Justin’s #9 – Bop Apocalypse: Jazz, Race, the Beats, and Drugs, Martin Torgoff, 448 pages

I love jazz. I will admit that unashamedly. I do not like the reputation that jazz has. Typically when any young person aspires to be a jazz musician, the conversation will most likely evolve into a warning about the dangers of drugs. The jazz of today is a far cry from the bop era where it spawned from. Today, jazz is a sophisticated art form that is performed in concert halls and fine dining establishments. It wasn’t always like that, however. It was in the 1960’s that jazz became intertwined with the indelible reputation of drugs.

Martin Torgoff looks at this relationship between jazz, the beat generation, and how it helped the drug culture of the 1960s and beyond. What transpires is a plethora of anecdotes from all kinds of jazz musicians. Billy Holiday, Lester “Prez” Young, Miles Davis, Charlie Parker, and others. These pieces could be books all on their own.

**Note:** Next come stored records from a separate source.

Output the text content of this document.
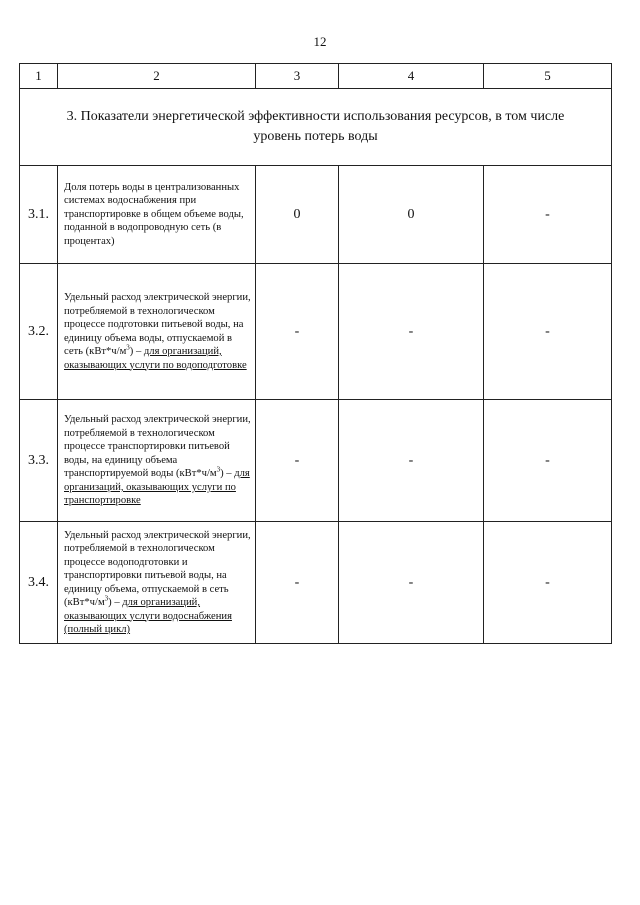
12
1	2	3	4	5

3. Показатели энергетической эффективности использования ресурсов, в том числе
уровень потерь воды				

3.1.	Доля потерь воды в централизованных системах водоснабжения при транспортировке в общем объеме воды, поданной в водопроводную сеть (в процентах)	0	0	-
3.2.	Удельный расход электрической энергии, потребляемой в технологическом процессе подготовки питьевой воды, на единицу объема воды, отпускаемой в сеть $(кВт*ч/м^3)$ – для организаций, оказывающих услуги по водоподготовке	-	-	-
3.3.	Удельный расход электрической энергии, потребляемой в технологическом процессе транспортировки питьевой воды, на единицу объема транспортируемой воды $(кВт*ч/м^3)$ – для организаций, оказывающих услуги по транспортировке	-	-	-
3.4.	Удельный расход электрической энергии, потребляемой в технологическом процессе водоподготовки и транспортировки питьевой воды, на единицу объема, отпускаемой в сеть $(кВт*ч/м^3)$ – для организаций, оказывающих услуги водоснабжения (полный цикл)	-	-	-
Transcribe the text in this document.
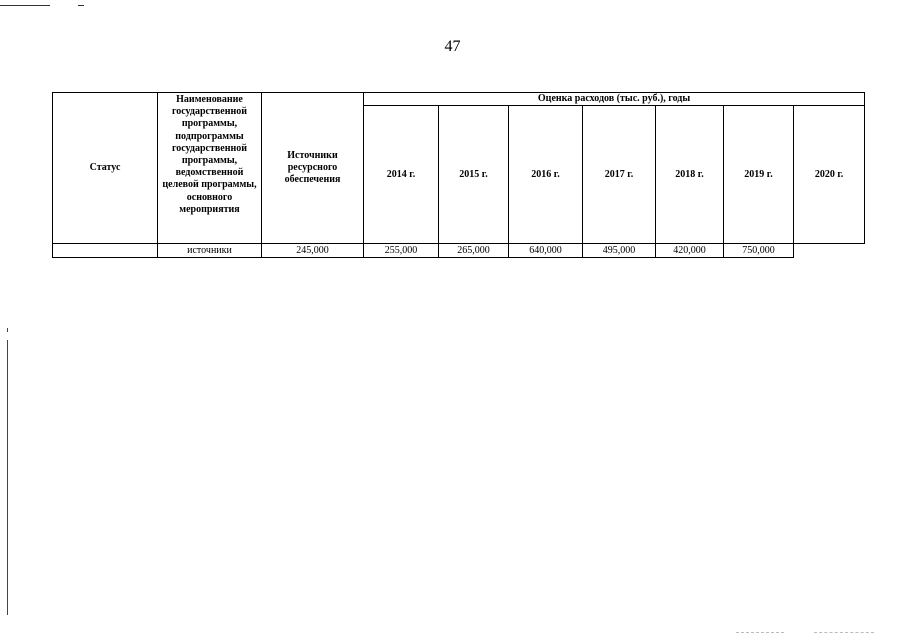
47
Статус	Наименование государственной программы, подпрограммы государственной программы, ведомственной целевой программы, основного мероприятия	Источники ресурсного обеспечения	Оценка расходов (тыс. руб.), годы						
			2014 г.	2015 г.	2016 г.	2017 г.	2018 г.	2019 г.	2020 г.
	источники	245,000	255,000	265,000	640,000	495,000	420,000	750,000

The unique strain that runs through all of them is tragedy. They are all minorities in a racist America trying to explore new forms of expression through music. Black musicians like Holiday suffered from poor management and, frankly, abuse from every level. She would trade drugs for gigs, pressured to have sex back stage by her manager, raped, beaten, and stoned.

Others, like Parker and Davis, helped fuel the drug craze of the 1960s. Louis Armstrong smoked weed perhaps every day of his life after his career picked up. Jazz musicians, seeing the influence that Armstrong made in the music community, sought to emulate his example. What happened was a careening dive into harder substances. By the time Charlie Parker came onto the scene, drugs were synonymous with jazz. Torgoff, in perhaps the most poignant section of the book, explains that for many black musicians, drugs were a way to deal with an ungrateful nation. Many young black men went off to war to fight for this country and came back to a culture that despised them and saw them as second class citizens. The coping mechanism in the all-black bars and bistros where jazz was played was drugs.

Torgoff explores the beat generation and their commitment to drugs as well. None of this was as interesting as learning about jazz musicians to me, however. This is a sometimes graphic book that delves into some of the lesser known connections of drug culture, and a good, if very sad, read.